Oh and DOMDocument it's enabled by default on PHP but not the CURL library.
Good luck
For screen scraping first you would need a library like Curl. Which can get you the HTML of a website. A script like this will work.
Code: Select all
<?php
$cookie_file = "/".time();
$url = "http://www.uefa.com/";
$ch = curl_init();
curl_setopt($ch, CURLOPT_URL, $url);
curl_setopt($ch, CURLOPT_USERAGENT, 'Mozilla/4.0 (compatible; MSIE 5.01; Windows NT 5.0)');
curl_setopt($ch, CURLOPT_HTTPHEADER, array("Accept-Language: en, es-es"));
curl_setopt($ch, CURLOPT_TIMEOUT, 10);
curl_setopt($ch, CURLOPT_FOLLOWLOCATION, 1);
curl_setopt($ch, CURLOPT_RETURNTRANSFER, 1);
curl_setopt($ch, CURLOPT_COOKIEFILE, $cookie_file);
curl_setopt($ch, CURLOPT_COOKIEJAR, $cookie_file);
$html = curl_exec($ch);
$error = curl_error($ch);
curl_close($ch);
echo $error;
echo $html;
?>
Code: Select all
$dom = new DOMDocument();
@$dom->loadHTML($html);
$xpath = new DOMXPath($dom);
// getting the text inside a div id = 'aaa'
$resultDom = $xpath -> evaluate("//div[@id='aaa']");
$value = $resultDom -> item(0) -> nodeValue;
Oh and DOMDocument it's enabled by default on PHP but not the CURL library.
Good luck
Orgullo Catracho
Re: PHP Get Data from other websites
vitinho444 wrote:Hi there IR
I wonder if it's possible (with php everything is possible right? ) to get data from other websites.
Example:
I know a news website and i wanted to create an algorithm (i don't even know what this means but more like a system) that catches all the news regarding a subject i point. Like: Sporting (my soccer team) and it searches on the recent news page for news with that name.

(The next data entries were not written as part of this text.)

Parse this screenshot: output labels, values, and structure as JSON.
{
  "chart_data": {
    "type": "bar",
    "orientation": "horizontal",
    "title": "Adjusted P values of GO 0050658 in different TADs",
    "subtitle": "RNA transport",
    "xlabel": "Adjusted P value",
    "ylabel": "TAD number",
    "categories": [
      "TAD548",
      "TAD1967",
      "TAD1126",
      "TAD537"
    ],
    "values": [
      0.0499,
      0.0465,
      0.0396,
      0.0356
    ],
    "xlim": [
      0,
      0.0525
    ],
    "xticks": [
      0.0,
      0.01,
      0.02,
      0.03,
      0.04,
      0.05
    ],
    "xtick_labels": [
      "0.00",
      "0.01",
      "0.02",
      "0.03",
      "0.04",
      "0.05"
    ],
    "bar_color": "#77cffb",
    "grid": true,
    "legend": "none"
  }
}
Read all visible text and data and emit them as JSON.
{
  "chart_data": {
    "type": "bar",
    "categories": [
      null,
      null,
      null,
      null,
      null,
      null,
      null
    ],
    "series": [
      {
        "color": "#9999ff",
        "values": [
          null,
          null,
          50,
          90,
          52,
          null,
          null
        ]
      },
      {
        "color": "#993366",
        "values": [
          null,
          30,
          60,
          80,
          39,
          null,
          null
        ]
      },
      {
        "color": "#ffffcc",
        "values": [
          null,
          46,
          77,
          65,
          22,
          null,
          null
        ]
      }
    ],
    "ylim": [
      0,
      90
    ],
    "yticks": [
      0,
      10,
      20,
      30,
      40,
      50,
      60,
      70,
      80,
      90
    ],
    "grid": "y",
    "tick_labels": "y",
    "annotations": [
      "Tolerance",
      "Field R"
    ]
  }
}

So for that i need to retrieve into an array every news subject and stuff to compare to my given string and then display only what i want.
Thank you.
Every computer program is essentially an algorithm. An algorithm is just a series of steps or instructions, like a recipe. Obviously some are far more advanced than others.
Check this out, algorithms go back to before 1600 B.C.:
http://en.wikipedia.org/wiki/Timeline_of_algorithms
Very cool stuff!
"In order to understand recursion, one must first understand recursion".